What you should know about eavesdropping laws

| Sep 19, 2019 | Firm News |

Some people face discrimination because they decide to report wrongdoing in their workplace. But without evidence, a superior may sanction the reporting worker on the grounds of making false accusations. Knowing this, some Michigan employees try to gather evidence that improper activities are occurring. In doing so, workers should be aware that they can run afoul of other laws if their activities infringe on the privacy of others.

As part of gathering evidence of illegal activities, workers may save a number of important documents, such as emails, texts, and performance reports. Some employees go even further and tape phone calls or other audible conversations. The problem is that taping the wrong parties can violate eavesdropping laws, including one Michigan has on the books. By violating it, you could put yourself in danger of legal penalties.

Channel 17 out of western Michigan ran a report explaining how the state eavesdropping law works. Michigan is considered a one-party consent state, meaning that a person that is a participant in a conversation is able to record that conversation. However, a person that is not a party to a conversation cannot record it without consent from any of the participants. So deliberately placing a recording device near unaware parties and recording what they say could land a person in legal trouble.

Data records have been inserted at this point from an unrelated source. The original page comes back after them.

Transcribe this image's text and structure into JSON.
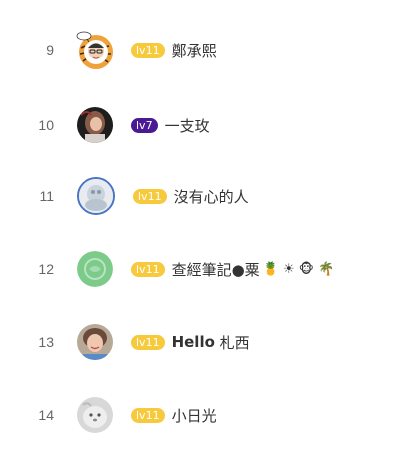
{
  "rows": [
    {
      "rank": "9",
      "level": "lv11",
      "badge_color": "#f7c93d",
      "name": "鄭承熙",
      "avatar_icon": "cartoon-tiger-frame-avatar-icon"
    },
    {
      "rank": "10",
      "level": "lv7",
      "badge_color": "#4a1a94",
      "name": "一支玫",
      "avatar_icon": "portrait-photo-avatar-icon"
    },
    {
      "rank": "11",
      "level": "lv11",
      "badge_color": "#f7c93d",
      "name": "沒有心的人",
      "avatar_icon": "blue-circle-photo-avatar-icon"
    },
    {
      "rank": "12",
      "level": "lv11",
      "badge_color": "#f7c93d",
      "name": "查經筆記●粟",
      "name_emojis": "🍍 ☀ 🐵 🌴",
      "avatar_icon": "green-circle-avatar-icon"
    },
    {
      "rank": "13",
      "level": "lv11",
      "badge_color": "#f7c93d",
      "name_bold": "Hello",
      "name": " 札西",
      "avatar_icon": "smiling-person-avatar-icon"
    },
    {
      "rank": "14",
      "level": "lv11",
      "badge_color": "#f7c93d",
      "name": "小日光",
      "avatar_icon": "gray-pet-photo-avatar-icon"
    }
  ]
}
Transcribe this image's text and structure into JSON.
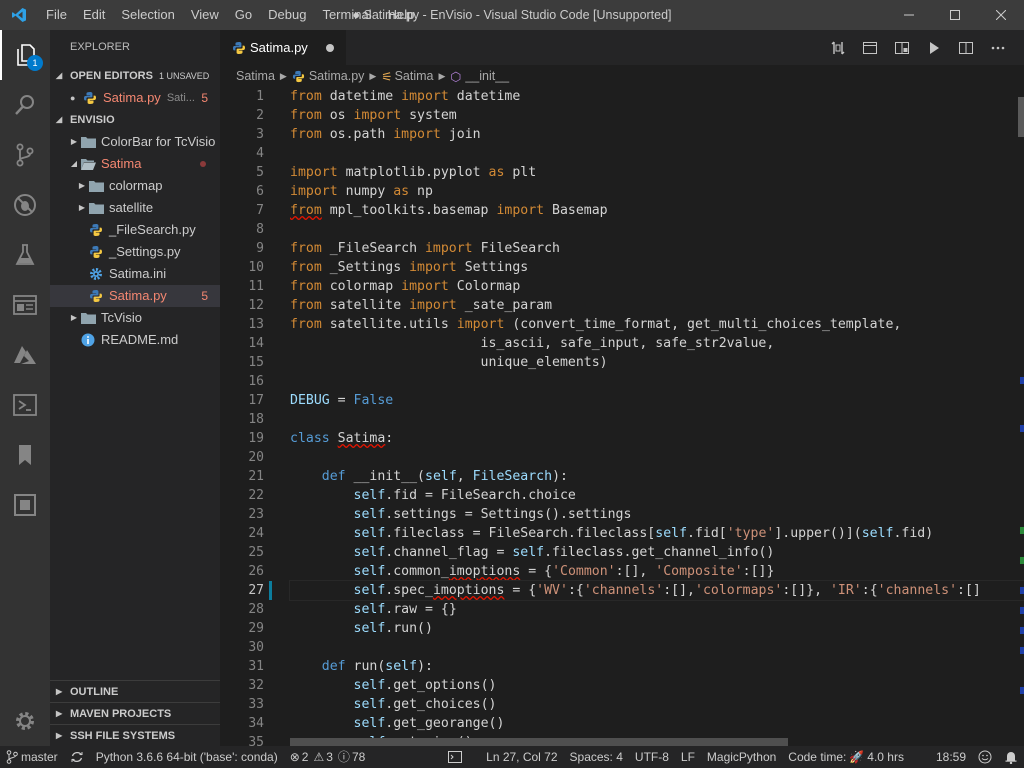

There are also federal eavesdropping laws to be aware of. Per Chron.com, the Federal Wiretapping Act and the Electronic Communications Privacy Act makes it a crime for people to record communications through electronic or oral means or over the wire unless one person who is a party to the communication has allowed the communication to be monitored. Businesses are also excepted from this law if they monitor business communications with telephone extension equipment.

The complexities of eavesdropping laws can be tough for an employee with no legal background to navigate through. Still, if you suspect there is illegal activity at your workplace, you should know your legal options to gather evidence, which a professional attorney can assist you with.